A classic work of psychology, this international bestseller provides a groundbreaking insight into the human mind.
In his most extraordinary book, Oliver Sacks recounts the stories of patients with inexplicable and often inescapable neurological disorders. Here are people who have lost their memories and with them their pasts; who can no longer recognize everyday objects or those they love; who suffer mental anguish and yet are gifted with uncanny artistic or mathematical talents. But while no two cases are alike, each one is treated with unparalleled compassion and wisdom.
A fascinating exploration of the mysteries of the human mind, The Man Who Mistook His Wife for a Hat is a million-copy bestseller by the twentieth century’s greatest neurologist.
I really enjoyed this book. I studied psychology in school (I know it’s not the same thing) and I loved learning about behaviours and ways the mind works, so this was perfect for my interests! Throughout this book, Sacks brings us several stories about cases he’s worked on, where some neurological function has gone wrong or is different to normal, and how this affects a person’s behaviour, memories and senses.
This book is a mix of intrigue, tragedy and inspiration. While the stories of each case are shocking and interesting to read about, it’s oftentimes a sad story. These people are plagued by memory loss, tics, losing the understanding of words etc, and most of the time, they’re aware there is something missing or something wrong, and it depresses them. What brings the mood of this book back around is the fact that Sacks or another team of neurologists and doctors are able to often find a solution, of sorts, to raise the spirits of the patient and, overall, this book is a celebration of imperfection.
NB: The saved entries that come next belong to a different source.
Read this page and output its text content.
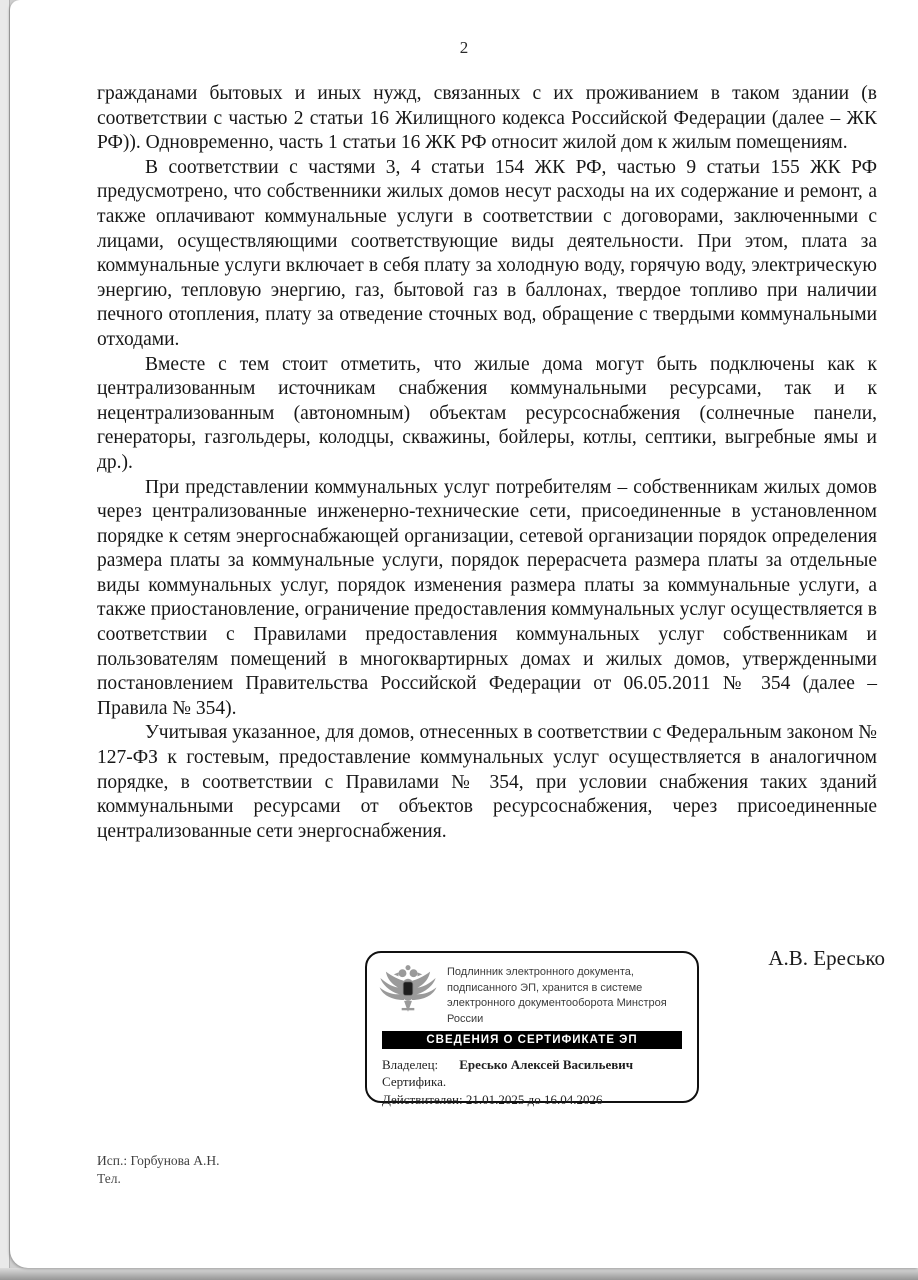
2

гражданами бытовых и иных нужд, связанных с их проживанием в таком здании (в соответствии с частью 2 статьи 16 Жилищного кодекса Российской Федерации (далее – ЖК РФ)). Одновременно, часть 1 статьи 16 ЖК РФ относит жилой дом к жилым помещениям.

В соответствии с частями 3, 4 статьи 154 ЖК РФ, частью 9 статьи 155 ЖК РФ предусмотрено, что собственники жилых домов несут расходы на их содержание и ремонт, а также оплачивают коммунальные услуги в соответствии с договорами, заключенными с лицами, осуществляющими соответствующие виды деятельности. При этом, плата за коммунальные услуги включает в себя плату за холодную воду, горячую воду, электрическую энергию, тепловую энергию, газ, бытовой газ в баллонах, твердое топливо при наличии печного отопления, плату за отведение сточных вод, обращение с твердыми коммунальными отходами.

Вместе с тем стоит отметить, что жилые дома могут быть подключены как к централизованным источникам снабжения коммунальными ресурсами, так и к нецентрализованным (автономным) объектам ресурсоснабжения (солнечные панели, генераторы, газгольдеры, колодцы, скважины, бойлеры, котлы, септики, выгребные ямы и др.).

При представлении коммунальных услуг потребителям – собственникам жилых домов через централизованные инженерно-технические сети, присоединенные в установленном порядке к сетям энергоснабжающей организации, сетевой организации порядок определения размера платы за коммунальные услуги, порядок перерасчета размера платы за отдельные виды коммунальных услуг, порядок изменения размера платы за коммунальные услуги, а также приостановление, ограничение предоставления коммунальных услуг осуществляется в соответствии с Правилами предоставления коммунальных услуг собственникам и пользователям помещений в многоквартирных домах и жилых домов, утвержденными постановлением Правительства Российской Федерации от 06.05.2011 № 354 (далее – Правила № 354).

Учитывая указанное, для домов, отнесенных в соответствии с Федеральным законом № 127-ФЗ к гостевым, предоставление коммунальных услуг осуществляется в аналогичном порядке, в соответствии с Правилами № 354, при условии снабжения таких зданий коммунальными ресурсами от объектов ресурсоснабжения, через присоединенные централизованные сети энергоснабжения.

А.В. Ересько
Подлинник электронного документа, подписанного ЭП, хранится в системе электронного документооборота Минстроя России
СВЕДЕНИЯ О СЕРТИФИКАТЕ ЭП
Владелец: Ересько Алексей Васильевич
Сертифика.
Действителен: 21.01.2025 до 16.04.2026
Исп.: Горбунова А.Н.
Тел.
Something to note is that this book is very non-fiction. It’s clear when you’re reading it that it’s factual and scientific, it doesn’t have any story like qualities about it, like books from Jon Ronson or Emmanuel Carrère. This means (for me, anyway) that your brain feels heavy with all the information and you want to put it down because it’s getting too educational and complex. Sacks is constantly throwing around large neurological related terms like “hyperagnosia” and “meningioma”, so it’s safe to say your brain gets a little fried after a while.
It’s taken me well over two years to actually finish this book thanks to a heavy and complex subject, but the fact that each chapter is about a different story helped mean that I didn’t have to remind myself of what came before each time I picked it up.